Anger in its pure form is love in motion. Throughout the Bible, we see that God is a God of anger. In Exodus 34, God describes that he is a God of compassion, mercy, unfailing love but also one who is slow to anger:
“The Lord passed in front of Moses, calling out,“Yahweh! The Lord!
The God of compassion and mercy!
I am slow to anger
and filled with unfailing love and faithfulness.” Exodus 34:6
Many people say they want a God of love but not a God who grows angry. But if God never gets angry then he is not a God of love. If I take someone you love and start hurting them senselessly, wouldn’t you grow angry? If you truly love them you would! So if God truly loves his people, he is going to be angry when sin and evil harm them. If God didn’t grow angry then he wouldn’t truly love us!
Humans, made in God’s image, grow angry when what they love most is threatened. The problem is that while God created us to love him most, we often love other things more. Healing from anger can only come when we identify that thing which we love so much that we are willing to fight the world to protect it.

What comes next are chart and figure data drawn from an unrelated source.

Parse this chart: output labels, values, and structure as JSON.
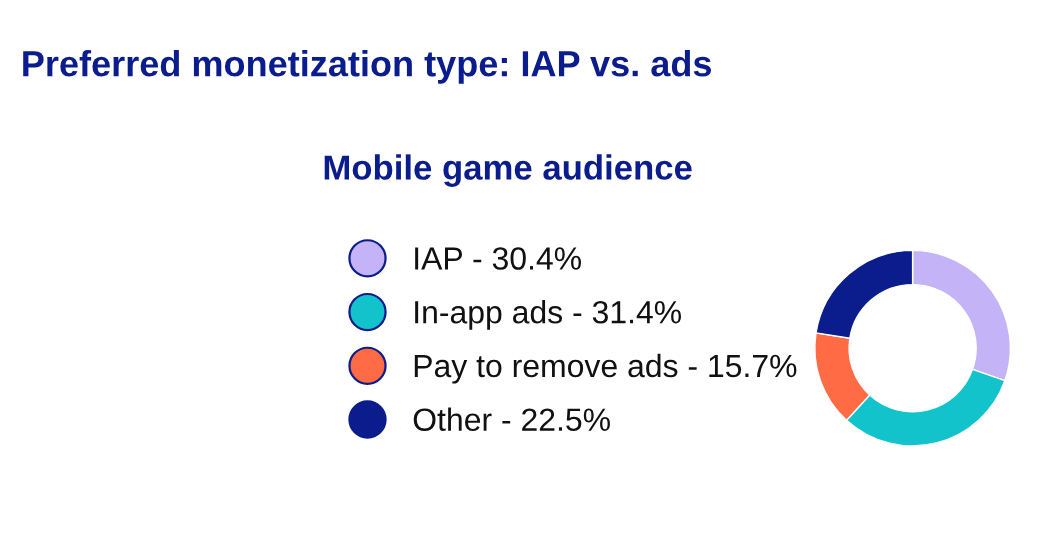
{
  "chart_data": {
    "type": "donut",
    "title": "Preferred monetization type: IAP vs. ads",
    "subtitle": "Mobile game audience",
    "categories": [
      "IAP - 30.4%",
      "In-app ads - 31.4%",
      "Pay to remove ads - 15.7%",
      "Other - 22.5%"
    ],
    "values": [
      30.4,
      31.4,
      15.7,
      22.5
    ],
    "colors": [
      "#c4b3f7",
      "#12c3cc",
      "#ff6b45",
      "#0b1c8c"
    ],
    "legend": "left"
  }
}
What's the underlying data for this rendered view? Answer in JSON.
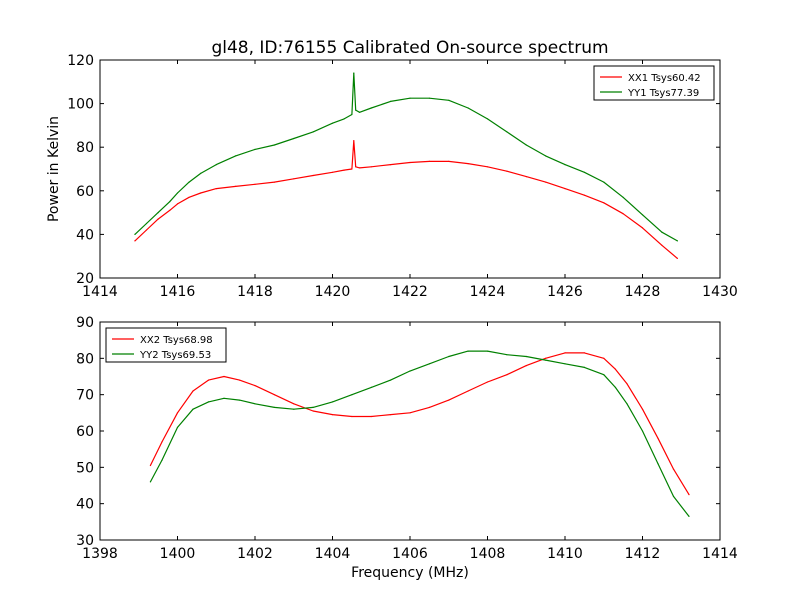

Tim Keller says, “When anything in life is an absolute requirement for your happiness and self-worth, is is essentially an ‘idol,’ something you are actually worshiping. When such a thing is threatened, your anger is absolute. Your anger is actually the way the idol keeps you in its service, in its chains. Therefore if you find that, despite all the efforts to forgive, your anger and bitterness cannot subside, you may need to look deeper and ask, ‘What am I defending? What is so important that I cannot live without?’ It may be that, until some inordinate desire is identified and confronted, you will not be able to master your anger.”
Your anger is a blessing that helps you identify what you love most, your idols. Sometimes anger is good. If you are loving in line with God and his desires, to protect and love what is important to him, then your anger is healthy. But, if you find yourself quick to anger, if your anger is out of proportion (you are more angry than the situation deserves), or if you find yourself seeking to hurt people through your anger, you are most likely loving something that is not in line with God's heart.

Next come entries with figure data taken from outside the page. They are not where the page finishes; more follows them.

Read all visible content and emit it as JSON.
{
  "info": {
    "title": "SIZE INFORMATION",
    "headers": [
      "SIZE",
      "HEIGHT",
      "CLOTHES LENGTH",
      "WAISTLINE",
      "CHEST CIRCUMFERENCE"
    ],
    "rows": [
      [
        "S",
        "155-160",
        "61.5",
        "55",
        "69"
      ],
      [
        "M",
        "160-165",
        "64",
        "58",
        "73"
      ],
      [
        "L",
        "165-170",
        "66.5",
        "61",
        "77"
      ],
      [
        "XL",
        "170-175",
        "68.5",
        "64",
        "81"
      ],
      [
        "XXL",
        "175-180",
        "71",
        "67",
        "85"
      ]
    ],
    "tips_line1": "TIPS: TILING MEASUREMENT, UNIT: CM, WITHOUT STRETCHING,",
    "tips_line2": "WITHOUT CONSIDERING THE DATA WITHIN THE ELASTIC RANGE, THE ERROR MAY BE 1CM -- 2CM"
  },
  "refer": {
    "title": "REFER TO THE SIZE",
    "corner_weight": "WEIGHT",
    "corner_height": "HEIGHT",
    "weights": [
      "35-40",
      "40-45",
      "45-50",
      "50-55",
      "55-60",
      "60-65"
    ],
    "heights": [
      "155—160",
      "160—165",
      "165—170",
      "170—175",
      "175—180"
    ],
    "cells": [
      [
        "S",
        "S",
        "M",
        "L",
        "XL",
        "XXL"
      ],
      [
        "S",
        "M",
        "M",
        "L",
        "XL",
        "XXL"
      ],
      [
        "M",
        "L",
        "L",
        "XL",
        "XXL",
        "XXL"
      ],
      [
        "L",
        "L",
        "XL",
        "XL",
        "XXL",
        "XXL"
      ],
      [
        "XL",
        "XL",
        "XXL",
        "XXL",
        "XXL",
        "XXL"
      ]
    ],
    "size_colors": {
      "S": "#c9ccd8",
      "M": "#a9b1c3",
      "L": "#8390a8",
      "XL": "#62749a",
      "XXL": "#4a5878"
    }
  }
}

As you identify the root of the anger, turn to Jesus. He went to the cross and absorbed the disordered rage of the world without fighting back. He didn’t just take our disordered rage, he took the rage we deserved from our holy, loving God. On that cross, all the rage, from both man and God was absorbed in LOVE and FORGIVENESS. He has released us from the power of anger by forgiving us once and for all.
Once I truly believed that Christ was the true love that I need most, I didn’t need for my husband or kids to worship me because I had the perfect love of my savior. I could let go of control because I knew he had it in his hands. Jesus was the only one who could set me free.

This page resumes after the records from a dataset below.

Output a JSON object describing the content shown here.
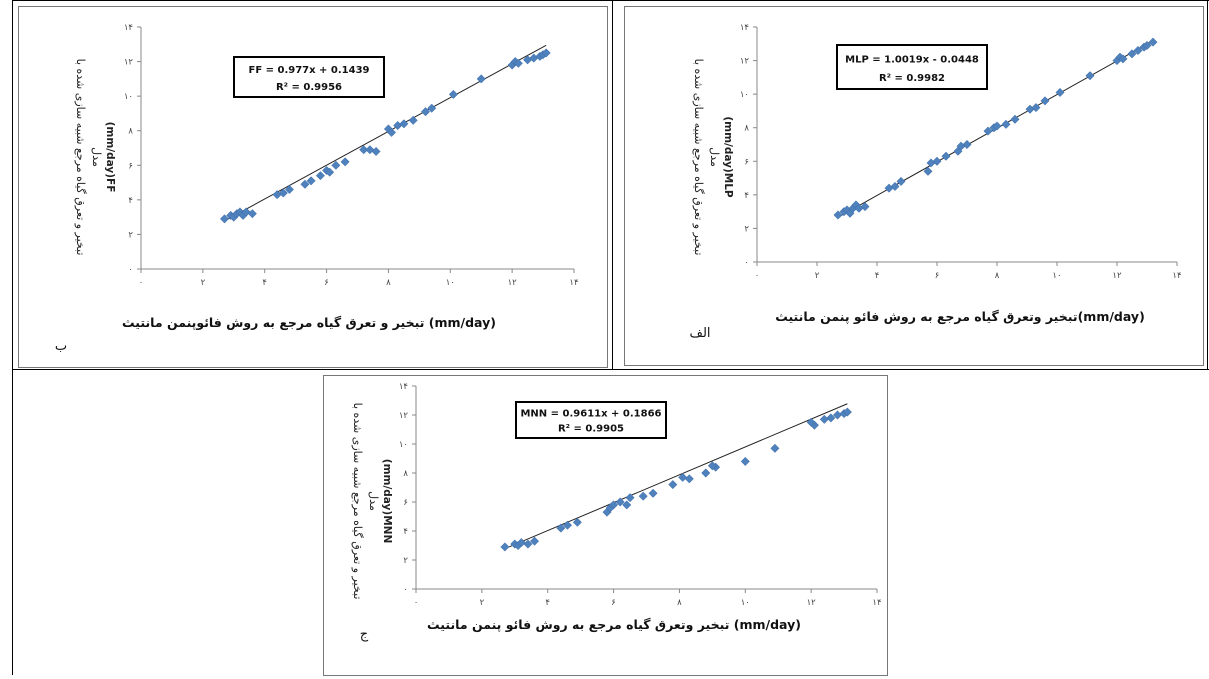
{
  "chart_data": [
    {
      "id": "b",
      "type": "scatter",
      "panel_label": "ب",
      "equation": "FF = 0.977x + 0.1439",
      "r_squared": "R² = 0.9956",
      "xlabel": "تبخیر و تعرق گیاه مرجع به روش فائوپنمن مانتیث (mm/day)",
      "ylabel_line1": "تبخیر و تعرق گیاه مرجع شبیه سازی شده با",
      "ylabel_line2": "مدل",
      "ylabel_line3": "(mm/day)FF",
      "xlim": [
        0,
        14
      ],
      "ylim": [
        0,
        14
      ],
      "x_ticks": [
        "۰",
        "۲",
        "۴",
        "۶",
        "۸",
        "۱۰",
        "۱۲",
        "۱۴"
      ],
      "y_ticks": [
        "۰",
        "۲",
        "۴",
        "۶",
        "۸",
        "۱۰",
        "۱۲",
        "۱۴"
      ],
      "trendline": {
        "slope": 0.977,
        "intercept": 0.1439
      },
      "point_color": "#4f81bd",
      "points": [
        [
          2.7,
          2.9
        ],
        [
          2.9,
          3.1
        ],
        [
          3.0,
          3.0
        ],
        [
          3.1,
          3.2
        ],
        [
          3.2,
          3.3
        ],
        [
          3.3,
          3.1
        ],
        [
          3.4,
          3.3
        ],
        [
          3.6,
          3.2
        ],
        [
          4.4,
          4.3
        ],
        [
          4.6,
          4.4
        ],
        [
          4.8,
          4.6
        ],
        [
          5.3,
          4.9
        ],
        [
          5.5,
          5.1
        ],
        [
          5.8,
          5.4
        ],
        [
          6.0,
          5.7
        ],
        [
          6.1,
          5.6
        ],
        [
          6.3,
          6.0
        ],
        [
          6.6,
          6.2
        ],
        [
          7.2,
          6.9
        ],
        [
          7.4,
          6.9
        ],
        [
          7.6,
          6.8
        ],
        [
          8.0,
          8.1
        ],
        [
          8.1,
          7.9
        ],
        [
          8.3,
          8.3
        ],
        [
          8.5,
          8.4
        ],
        [
          8.8,
          8.6
        ],
        [
          9.2,
          9.1
        ],
        [
          9.4,
          9.3
        ],
        [
          10.1,
          10.1
        ],
        [
          11.0,
          11.0
        ],
        [
          12.0,
          11.8
        ],
        [
          12.1,
          12.0
        ],
        [
          12.2,
          11.9
        ],
        [
          12.5,
          12.1
        ],
        [
          12.7,
          12.2
        ],
        [
          12.9,
          12.3
        ],
        [
          13.0,
          12.4
        ],
        [
          13.1,
          12.5
        ]
      ]
    },
    {
      "id": "alef",
      "type": "scatter",
      "panel_label": "الف",
      "equation": "MLP = 1.0019x - 0.0448",
      "r_squared": "R² = 0.9982",
      "xlabel": "تبخیر وتعرق گیاه مرجع به روش فائو پنمن مانتیث(mm/day)",
      "ylabel_line1": "تبخیر و تعرق گیاه مرجع شبیه سازی شده با",
      "ylabel_line2": "مدل",
      "ylabel_line3": "(mm/day)MLP",
      "xlim": [
        0,
        14
      ],
      "ylim": [
        0,
        14
      ],
      "x_ticks": [
        "۰",
        "۲",
        "۴",
        "۶",
        "۸",
        "۱۰",
        "۱۲",
        "۱۴"
      ],
      "y_ticks": [
        "۰",
        "۲",
        "۴",
        "۶",
        "۸",
        "۱۰",
        "۱۲",
        "۱۴"
      ],
      "trendline": {
        "slope": 1.0019,
        "intercept": -0.0448
      },
      "point_color": "#4f81bd",
      "points": [
        [
          2.7,
          2.8
        ],
        [
          2.9,
          3.0
        ],
        [
          3.0,
          3.1
        ],
        [
          3.1,
          2.9
        ],
        [
          3.2,
          3.2
        ],
        [
          3.3,
          3.4
        ],
        [
          3.4,
          3.2
        ],
        [
          3.6,
          3.3
        ],
        [
          4.4,
          4.4
        ],
        [
          4.6,
          4.5
        ],
        [
          4.8,
          4.8
        ],
        [
          5.7,
          5.4
        ],
        [
          5.8,
          5.9
        ],
        [
          6.0,
          6.0
        ],
        [
          6.3,
          6.3
        ],
        [
          6.7,
          6.6
        ],
        [
          6.8,
          6.9
        ],
        [
          7.0,
          7.0
        ],
        [
          7.7,
          7.8
        ],
        [
          7.9,
          8.0
        ],
        [
          8.0,
          8.1
        ],
        [
          8.3,
          8.2
        ],
        [
          8.6,
          8.5
        ],
        [
          9.1,
          9.1
        ],
        [
          9.3,
          9.2
        ],
        [
          9.6,
          9.6
        ],
        [
          10.1,
          10.1
        ],
        [
          11.1,
          11.1
        ],
        [
          12.0,
          12.0
        ],
        [
          12.1,
          12.2
        ],
        [
          12.2,
          12.1
        ],
        [
          12.5,
          12.4
        ],
        [
          12.7,
          12.6
        ],
        [
          12.9,
          12.8
        ],
        [
          13.0,
          12.9
        ],
        [
          13.2,
          13.1
        ]
      ]
    },
    {
      "id": "jim",
      "type": "scatter",
      "panel_label": "ج",
      "equation": "MNN = 0.9611x + 0.1866",
      "r_squared": "R² = 0.9905",
      "xlabel": "تبخیر وتعرق گیاه مرجع به روش فائو پنمن مانتیث (mm/day)",
      "ylabel_line1": "تبخیر و تعرق گیاه مرجع شبیه سازی شده با",
      "ylabel_line2": "مدل",
      "ylabel_line3": "(mm/day)MNN",
      "xlim": [
        0,
        14
      ],
      "ylim": [
        0,
        14
      ],
      "x_ticks": [
        "۰",
        "۲",
        "۴",
        "۶",
        "۸",
        "۱۰",
        "۱۲",
        "۱۴"
      ],
      "y_ticks": [
        "۰",
        "۲",
        "۴",
        "۶",
        "۸",
        "۱۰",
        "۱۲",
        "۱۴"
      ],
      "trendline": {
        "slope": 0.9611,
        "intercept": 0.1866
      },
      "point_color": "#4f81bd",
      "points": [
        [
          2.7,
          2.9
        ],
        [
          3.0,
          3.1
        ],
        [
          3.1,
          3.0
        ],
        [
          3.2,
          3.2
        ],
        [
          3.4,
          3.1
        ],
        [
          3.6,
          3.3
        ],
        [
          4.4,
          4.2
        ],
        [
          4.6,
          4.4
        ],
        [
          4.9,
          4.6
        ],
        [
          5.8,
          5.3
        ],
        [
          5.9,
          5.6
        ],
        [
          6.0,
          5.8
        ],
        [
          6.2,
          6.0
        ],
        [
          6.5,
          6.3
        ],
        [
          6.4,
          5.8
        ],
        [
          6.9,
          6.4
        ],
        [
          7.2,
          6.6
        ],
        [
          7.8,
          7.2
        ],
        [
          8.1,
          7.7
        ],
        [
          8.3,
          7.6
        ],
        [
          8.8,
          8.0
        ],
        [
          9.1,
          8.4
        ],
        [
          9.0,
          8.5
        ],
        [
          10.0,
          8.8
        ],
        [
          10.9,
          9.7
        ],
        [
          12.1,
          11.3
        ],
        [
          12.0,
          11.5
        ],
        [
          12.4,
          11.7
        ],
        [
          12.6,
          11.8
        ],
        [
          12.8,
          12.0
        ],
        [
          13.0,
          12.1
        ],
        [
          13.1,
          12.2
        ]
      ]
    }
  ]
}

Once Jesus becomes the true love of our life, anger will take its rightful place as an emotion meant to protect what God loves most!
Turning from anger:
- Turn to God, repent of your love for other things and find that whatever you are seeking in that thing you are protecting can be found more beautifully in Jesus.
- Ask yourself, what is it that you are defending, what can’t you live without? Dialogue with trusted friends and God.
- In the heat of the moment, or even leading up to it, “take captive every thought to make it obedient to Christ” (2 Corinthians 10:5)
- Study yourself, know what triggers your anger
- Pray for the love of Christ to sink deep in your heart, allowing his love to be the one thing your heart desires most.